The London Handel Players

St Andrew’s and St George’s Church - 20/01/24

The hugely successful concert series put on by the Georgian Concert Society of Edinburgh continued on Saturday night with a programme of baroque instrumental music, given by the London Handel Players. This much-acclaimed ensemble, founded 24 years ago, is noted for its authentic and stylish performances of the music of Handel and his contemporaries, and this one was no exception.  Rachel Brown (flute), Adrian Butterfield (violin), Sarah McMahon (cello) and Silas Wollston (harpsichord) played a selection of sonatas and trio sonatas, showing great technical virtuosity as well as a beautifully balanced ensemble with refined playing. Each player was given a chance to shine, but it was the upper instruments which stole the show. It always takes me a few minutes to adjust my ears to the mellow tones of a baroque flute; the earlier version of the flute was constructed quite differently from the modern one and varied greatly in size and bore. The inventor of the modern flute, Theobald Böhm, created an instrument that has stayed more or less the same since he displayed it in 1851 at the London Exhibition, but nowadays, flautists are able to perform on a variety of original and reconstructed instruments, so we can hear what Bach and Handel were writing for.  Rachel Brown is one of the world’s finest baroque flute players, and her command of her instrument was staggering. She played Bach’s flute sonata in E Minor, and I particularly enjoyed the third movement, andante, a gentle arioso formed over a ground bass structure. This is music to charm the ear, and the musicians combined exquisitely to do that very thing.

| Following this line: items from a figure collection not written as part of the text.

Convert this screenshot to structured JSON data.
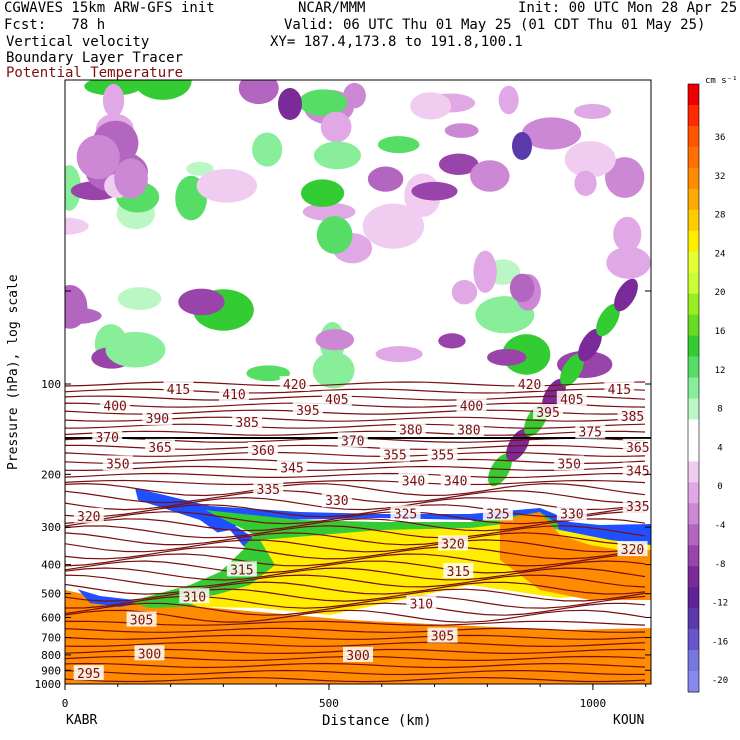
{
  "header": {
    "line1_left": "CGWAVES 15km ARW-GFS init",
    "line1_mid": "NCAR/MMM",
    "line1_right": "Init: 00 UTC Mon 28 Apr 25",
    "fcst": "Fcst:   78 h",
    "valid": "Valid: 06 UTC Thu 01 May 25 (01 CDT Thu 01 May 25)",
    "field1": "Vertical velocity",
    "field2": "Boundary Layer Tracer",
    "xy": "XY= 187.4,173.8 to 191.8,100.1",
    "field3": "Potential Temperature"
  },
  "colors": {
    "contour": "#7a0f0f",
    "tracer": "#1e50ff"
  },
  "chart_data": {
    "type": "heatmap",
    "ylabel": "Pressure (hPa), log scale",
    "xlabel": "Distance (km)",
    "x_start_label": "KABR",
    "x_end_label": "KOUN",
    "xlim": [
      0,
      1110
    ],
    "x_ticks": [
      0,
      500,
      1000
    ],
    "y_log": true,
    "y_ticks": [
      100,
      200,
      300,
      400,
      500,
      600,
      700,
      800,
      900,
      1000
    ],
    "colorbar": {
      "units": "cm s⁻¹",
      "ticks": [
        36,
        32,
        28,
        24,
        20,
        16,
        12,
        8,
        4,
        0,
        -4,
        -8,
        -12,
        -16,
        -20
      ],
      "colors": [
        "#ee0000",
        "#ff2a00",
        "#ff5500",
        "#ff7000",
        "#ff8c00",
        "#ffaa00",
        "#ffcc00",
        "#ffee00",
        "#e6ff33",
        "#ccff33",
        "#99ee22",
        "#66dd22",
        "#33cc33",
        "#55dd66",
        "#88ee99",
        "#bbf7c4",
        "#ffffff",
        "#ffffff",
        "#f0ccf0",
        "#e0a8e4",
        "#cc88d4",
        "#b266bf",
        "#9944aa",
        "#7a2a99",
        "#602299",
        "#5a3aaa",
        "#6655cc",
        "#7777e0",
        "#8888ee"
      ]
    },
    "theta_labels": [
      {
        "value": 415,
        "x": 215,
        "p": 104
      },
      {
        "value": 410,
        "x": 320,
        "p": 108
      },
      {
        "value": 420,
        "x": 435,
        "p": 100
      },
      {
        "value": 405,
        "x": 515,
        "p": 112
      },
      {
        "value": 420,
        "x": 880,
        "p": 100
      },
      {
        "value": 405,
        "x": 960,
        "p": 112
      },
      {
        "value": 415,
        "x": 1050,
        "p": 104
      },
      {
        "value": 400,
        "x": 95,
        "p": 118
      },
      {
        "value": 395,
        "x": 460,
        "p": 122
      },
      {
        "value": 400,
        "x": 770,
        "p": 118
      },
      {
        "value": 395,
        "x": 915,
        "p": 124
      },
      {
        "value": 385,
        "x": 1075,
        "p": 128
      },
      {
        "value": 390,
        "x": 175,
        "p": 130
      },
      {
        "value": 385,
        "x": 345,
        "p": 134
      },
      {
        "value": 380,
        "x": 655,
        "p": 142
      },
      {
        "value": 380,
        "x": 765,
        "p": 142
      },
      {
        "value": 375,
        "x": 995,
        "p": 144
      },
      {
        "value": 370,
        "x": 80,
        "p": 150
      },
      {
        "value": 370,
        "x": 545,
        "p": 154
      },
      {
        "value": 365,
        "x": 180,
        "p": 162
      },
      {
        "value": 360,
        "x": 375,
        "p": 166
      },
      {
        "value": 355,
        "x": 625,
        "p": 172
      },
      {
        "value": 355,
        "x": 715,
        "p": 172
      },
      {
        "value": 365,
        "x": 1085,
        "p": 162
      },
      {
        "value": 350,
        "x": 100,
        "p": 184
      },
      {
        "value": 345,
        "x": 430,
        "p": 190
      },
      {
        "value": 350,
        "x": 955,
        "p": 184
      },
      {
        "value": 345,
        "x": 1085,
        "p": 194
      },
      {
        "value": 340,
        "x": 660,
        "p": 210
      },
      {
        "value": 340,
        "x": 740,
        "p": 210
      },
      {
        "value": 335,
        "x": 385,
        "p": 224
      },
      {
        "value": 335,
        "x": 1085,
        "p": 255
      },
      {
        "value": 330,
        "x": 515,
        "p": 244
      },
      {
        "value": 330,
        "x": 960,
        "p": 270
      },
      {
        "value": 325,
        "x": 645,
        "p": 270
      },
      {
        "value": 325,
        "x": 820,
        "p": 270
      },
      {
        "value": 320,
        "x": 45,
        "p": 275
      },
      {
        "value": 320,
        "x": 735,
        "p": 340
      },
      {
        "value": 320,
        "x": 1075,
        "p": 355
      },
      {
        "value": 315,
        "x": 335,
        "p": 415
      },
      {
        "value": 315,
        "x": 745,
        "p": 420
      },
      {
        "value": 310,
        "x": 245,
        "p": 510
      },
      {
        "value": 310,
        "x": 675,
        "p": 540
      },
      {
        "value": 305,
        "x": 145,
        "p": 610
      },
      {
        "value": 305,
        "x": 715,
        "p": 690
      },
      {
        "value": 300,
        "x": 160,
        "p": 790
      },
      {
        "value": 300,
        "x": 555,
        "p": 800
      },
      {
        "value": 295,
        "x": 45,
        "p": 920
      }
    ]
  }
}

Adrian Butterfield is also one of the stars of the early music firmament, a veritable Benedetti of the baroque fiddle. I have noticed through my long years of singing solo with some of the finest baroque ensembles in the world, like the English Concert, les Musiciens du Louvre, Concerto Vocale and the Dunedin Consort, that the standard of musicianship among the instrumentalists is amazing, but that most of them are very reticent and unshowy. Let me give a big shout out to these unsung heroes of the musical world! Adrian played perhaps the most famous of Corelli’s violin sonatas, the ‘Follia’, published in 1700 in Rome. I was lucky enough, 30 years ago, to sing two solo bass cantatas by Bach in the Palazzo della Cancelleria in Rome, where Corelli was employed as court musician to Cardinal Ottoboni, and where he held sway as the finest violinist in the world at the time. ‘Follia’ (Madness) was a dance of Portuguese origin, in which the dancers whirled and swung about in an increasing frenzy, and this tune is treated to innumerable variations by Corelli in an absolute tour de force for the violin. Towards the climax of the piece, Rachel Brown added a pair of thrillingly played castanets to the mix, resulting in a huge cheer from the transfixed audience.

The concert continued with a lovely trio sonata by Geminiani, a favourite of King George I, and concluded with Telemann’s Paris Quartet No 3, a superb piece in the French style by Germany’s great composer, player and showman. Imagine an 18th century version of André Rieu, without the cheesiness and with immeasurably more talent, and you have an idea of the fame and popularity of Georg Phillip Telemann. The London Handel Players gave an excellent rendition of this great piece, featuring all four instrumentalists. Sarah McMahon, the Irish cellist, exhibited fantastic technique and terrific virtuosity playing the myriad notes expected by Telemann, and Silas Wollston was a most sympathetic and attentive member of the ensemble at the harpsichord.

The big audience was treated at the end to an encore of an instrumental arrangement of an aria from Handel’s ‘Hercules,’ and we all stumbled out into the mayhem of Saturday night on George Street, inspired and inwardly glowing.

Brian Bannatyne-Scott

Brian is an Edinburgh-based opera singer, who has enjoyed a long and successful international career.